Today's Tennessean has a lengthy report with this hot button headline: "Black students have highest offense rate". In a week that included the comments of Former Secretary of Education Bill Bennett the new week brought no relief from that muddied mess.
Some clarity to that issue was presented by the National Review when their Andrew C. McCarthy wrote:
He [Bennett] was dealing with life as it currently is — a life in which it is true not only that blacks commit crimes at a rate higher than the national average but that blacks are more likely to be victimized by crime than any other identifiable group.And so here we have a full page of this morning's newspaper saying something very similar. I made an immediate connection to something I read over the weekend from Charles Murray at the Wall Street Journal's Opinion Journal
Why has the proportion of unsocialized young males risen so relentlessly? In large part, I would argue, because the proportion of young males who have grown up without fathers has also risen relentlessly. The indicator here is the illegitimacy ratio--the percentage of live births that occur to single women. It was a minuscule 4% in the early 1950s, and it has risen substantially in every subsequent decade. The ratio reached the 25% milestone in 1988 and the 33% milestone in 1999. As of 2003, the figure was 35%--of all births, including whites. The black illegitimacy ratio in 2003 was 68%. By way of comparison: The illegitimacy ratio that caused Daniel Patrick Moynihan to proclaim the breakdown of the black family in the early 1960s was 24%.I've read about this same sad state of affairs in other publications for years and have watched several organizations strive valiently to turn the tide. I've watched some single moms do the same. So the further I read into this morning's Tennessean article the harder I looked for the word father. I never found it. There were plenty of charts and graphs comparing grades, race and schools but no where did anyone ask serious questions about home life. The closest thing to considering the lack of fathers in the lives of these children was this quote from Kenneth Trump, president of National School Safety and Security Services. He said:
"Let's look at the home," said Trump, who also pointed to poverty as a factor. "The real question is what type of discipline are children getting at home." It was no surprise to him, however, that males are responsible for most of the serious offenses in Tennessee because it's like that everywhere.And it looks like the principal of Maplewood High, Darwin Mason, has a clue:
"A huge disproportion of teachers are white femails and, while I don't think the overwhelming majority have any ill will, they may not understand young men and they may become more intimdated by than a male teacher,"
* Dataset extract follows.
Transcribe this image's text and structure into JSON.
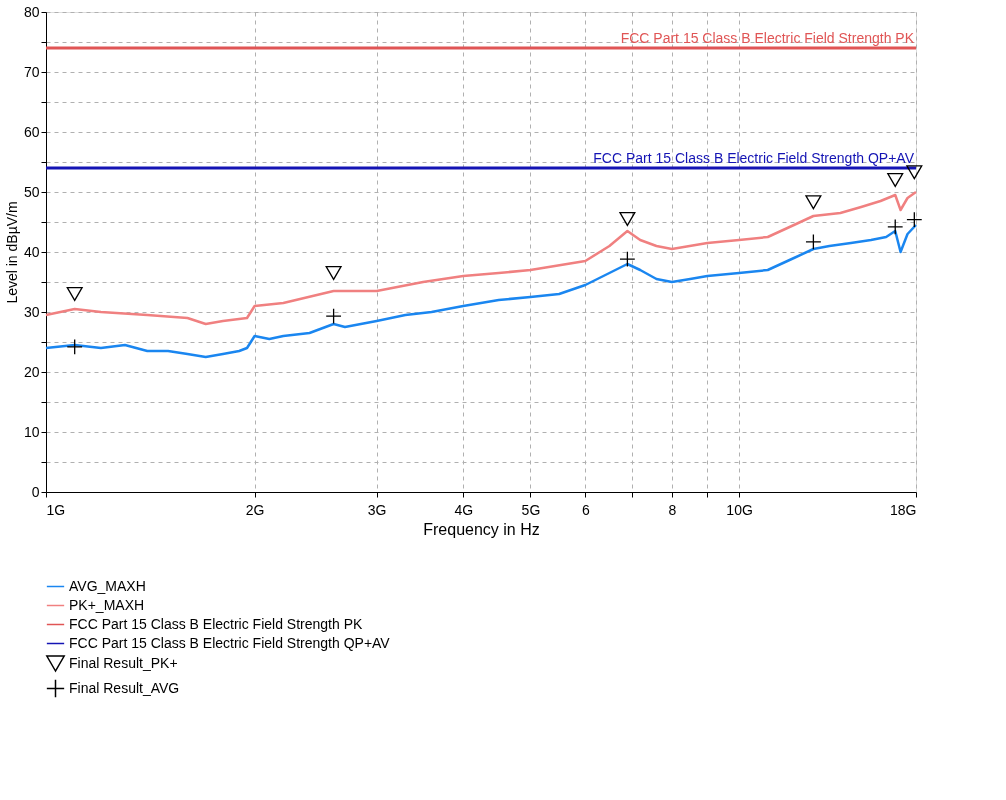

I understand that intimidation. I understand that lack of undersanding. My own experience raising a son is that there came a point in my son's life when it became abundantly clear that it was now time for this mother to back down and let papa lead in the son rearing. While my son clearly loves and honors me there is no denying that he needed to hear from and see demonstrated by his father certain things that his mom just couldn't provide. I was raised in a very male dominated household as the only daughter. I spent two years in the Army. I've spent much of my life in male dominated jobs. I've been married to a man for 20 years. But for much of that time what rolls around in my brain is "What was he thinking?" There is a reason that women default to saying "It's a guy thing."
So where are the guys? Where are the fathers of these boys who are getting into trouble? I hope the Tennessean will take this report a step further and ask that same question. These children are too important to leave that stone unturned. Where are the fathers?